Meet June’s Artists in Residence

Adama Delphine Fawundu, Karina Aguilera Skvirsky and Victoria Udondian

This month’s residency is generously sponsored in part by Francie Bishop Good and David Horvitz and Sustainable Arts Foundation.

Adama Delphine Fawundu

Website | Instagram

Adama Delphine Fawundu’s artistic practice is rooted in African-centered ontologies that challenge Westernized values of constructed social hierarchies based on race, gender, and class. Over the past decade, her work has evolved from traditional photography to a multidisciplinary practice; she uses photography, video, assemblage, installation, and sound to weave together themes such as memory, migration, identity, place, space, and the imaginary. Her diverse West African heritage (Mende, Krim, Bubi, Bamileke) and lineage within the Black Atlas serves as inspiration for her research. She uses collage methods to piece together imagery, sound and materials from specific cultures and spaces to create new visual and auditory languages. Her body is the focus of most of the works as it represents a universal body.
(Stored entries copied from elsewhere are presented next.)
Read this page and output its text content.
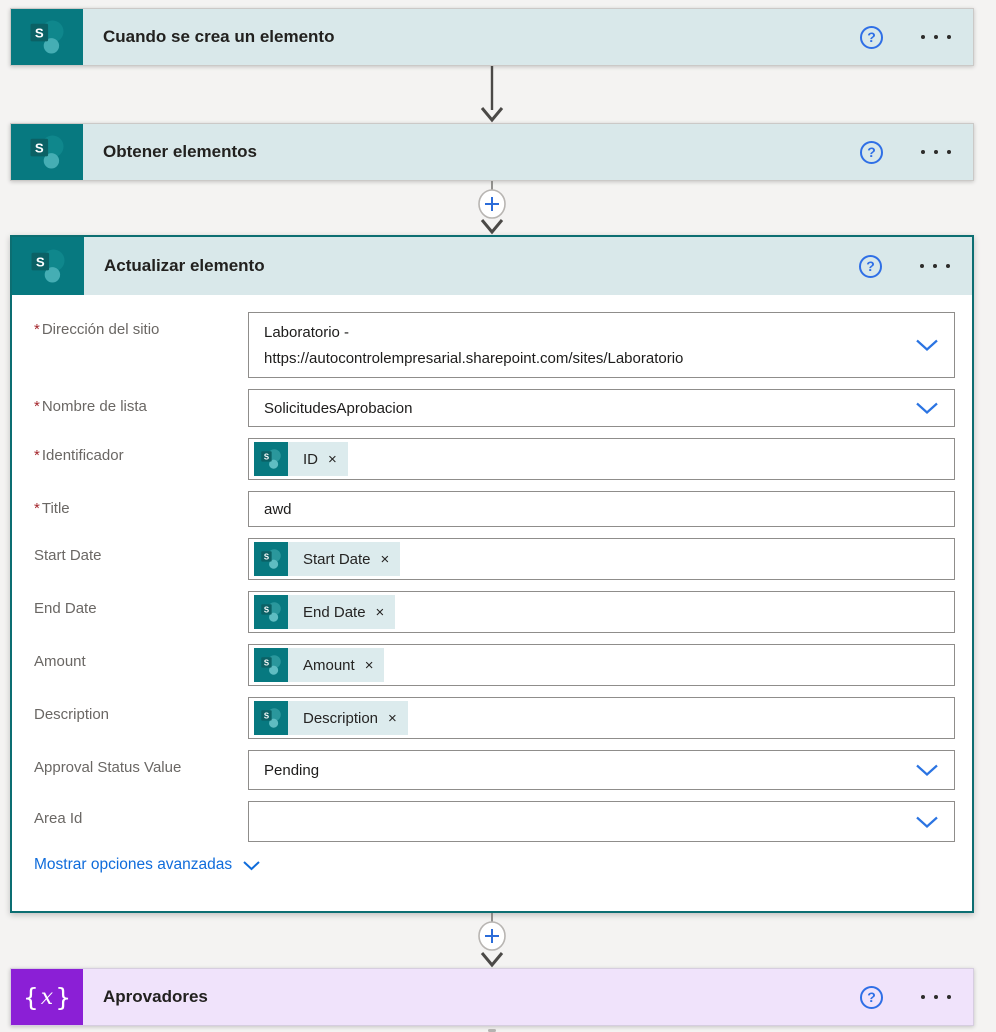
S	Cuando se crea un elemento	?
S	Obtener elementos	?
S	Actualizar elemento	?
* Dirección del sitio	Laboratorio -
https://autocontrolempresarial.sharepoint.com/sites/Laboratorio
* Nombre de lista	SolicitudesAprobacion
* Identificador	S ID ×
* Title	awd
Start Date	S Start Date ×
End Date	S End Date ×
Amount	S Amount ×
Description	S Description ×
Approval Status Value	Pending
Area Id
Mostrar opciones avanzadas
{ x } Aprovadores	?
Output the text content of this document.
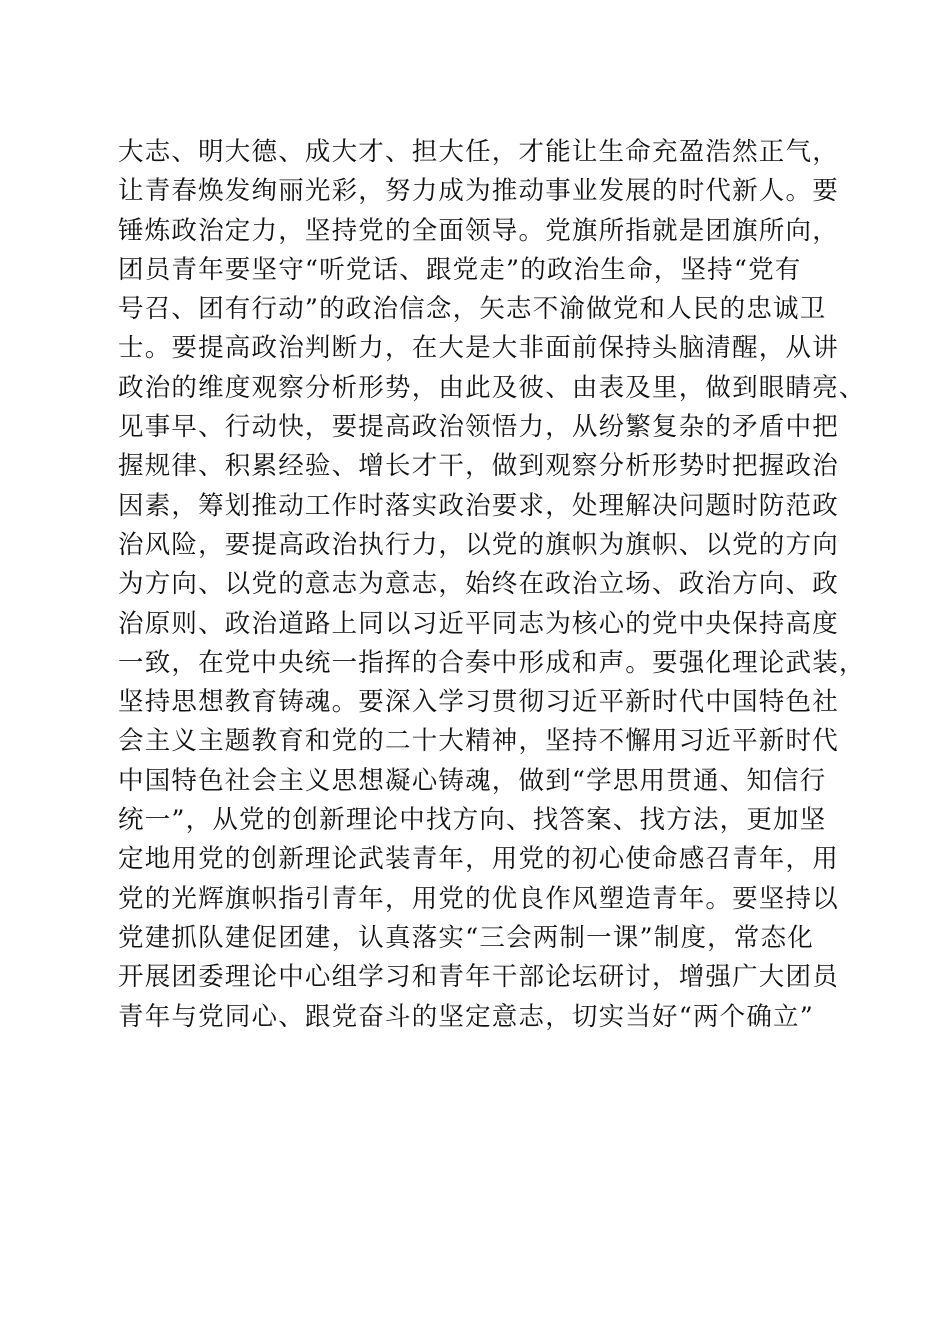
大志、明大德、成大才、担大任，才能让生命充盈浩然正气，
让青春焕发绚丽光彩，努力成为推动事业发展的时代新人。要
锤炼政治定力，坚持党的全面领导。党旗所指就是团旗所向，
团员青年要坚守“听党话、跟党走”的政治生命，坚持“党有
号召、团有行动”的政治信念，矢志不渝做党和人民的忠诚卫
士。要提高政治判断力，在大是大非面前保持头脑清醒，从讲
政治的维度观察分析形势，由此及彼、由表及里，做到眼睛亮、
见事早、行动快，要提高政治领悟力，从纷繁复杂的矛盾中把
握规律、积累经验、增长才干，做到观察分析形势时把握政治
因素，筹划推动工作时落实政治要求，处理解决问题时防范政
治风险，要提高政治执行力，以党的旗帜为旗帜、以党的方向
为方向、以党的意志为意志，始终在政治立场、政治方向、政
治原则、政治道路上同以习近平同志为核心的党中央保持高度
一致，在党中央统一指挥的合奏中形成和声。要强化理论武装，
坚持思想教育铸魂。要深入学习贯彻习近平新时代中国特色社
会主义主题教育和党的二十大精神，坚持不懈用习近平新时代
中国特色社会主义思想凝心铸魂，做到“学思用贯通、知信行
统一”，从党的创新理论中找方向、找答案、找方法，更加坚
定地用党的创新理论武装青年，用党的初心使命感召青年，用
党的光辉旗帜指引青年，用党的优良作风塑造青年。要坚持以
党建抓队建促团建，认真落实“三会两制一课”制度，常态化
开展团委理论中心组学习和青年干部论坛研讨，增强广大团员
青年与党同心、跟党奋斗的坚定意志，切实当好“两个确立”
Historical and cultural symbols like water, cotton, hair, and cowrie shells are consistent in Fawundu’s work, and she contemplates the natural landscape and a natural care for the earth. Fawundu’s work has been exhibited at the Museum of the African Diaspora in San Francisco, El Museo del Barrio in New York and at Project for Empty Space in Newark. She is an associate professor of photography at Colombia University in New York, where she currently lives and works.

Karina Aguilera Skvirsky

Website | Instagram

As a woman of Ecuadorian and Jewish-American ancestry, Karina Aguilera Skvirsky was raised traveling back and forth from the U.S. and Ecuador. Her grandmother lived with her; she spoke no English. Her father never learned Spanish. These experiences led her to focus on personal narratives in her art practice as an entry point to navigate broader questions of place, identity and nationhood. Skvirsky tells stories through images, static or moving, often using performance to ground them. Her influences represent a broad swath of interests that include abstraction, politics, feminism and history. Her multiple ethnicities offer access to explore histories of the African diaspora, the complexities of indigeneity and the legacies of colonialism. By calling into question how we understand history and the elusive nature of truth, her work reveals the subjectivity of both.

Skvirsky’s work has been exhibited internationally in group and solo shows at Museo de la Ciudad in Equador, Photoville at The Clemente in New York, and Museo Amparo in Mexico. In 2019, she was awarded an Anonymous Was A Woman grant, a Creative Capital award, and a grant from the Lower Manhattan Cultural Council Creative Engagement. She is a 2015 Fulbright Scholar. She currently lives and works in New York.

Victoria Udondian

Website | Instagram

Victoria Udondian’s work is driven by her interest in textiles and the potential for clothing to shape identity, informed by the histories and tacit meanings embedded in everyday materials. She engages with repurposed material to investigate how fundamental changes in fabric can affect one’s perception of his or her identity, and ultimately a nation’s psyche. Coming from Nigeria - a country flooded with cast-off from the West - Udondian uses second-hand clothing industry as a starting point. She questions how cast-off clothing and local consumption of foreign-made goods has impacted the local cultural identity. She creates costumes or hybrid garments that weave traditional Nigerian and Western myths and narratives together. These costumes are activated with bodies through still photos, performances or sculptural forms. Her work often combines traditional craft practices like weaving, threading, sewing, and dyeing. Her works are often presented with an accompanying fictional historical context, in the form of a written label. The text tells a historically plausible narrative, placing her work alongside a retelling of facts about Nigerian weaving, the patterns of the European clothing trade, anthropology, and colonialism.

Udondian’s work has been exhibited at Smack Mellon in New York, the Bronx Museum and internationally in Lagos, Brazil and Switzerland, among others. She is a past recipient of a Guggenheim Fellowship and her work has appeared in Artsy and the Art Newspaper. Udondian currently lives and works in New York.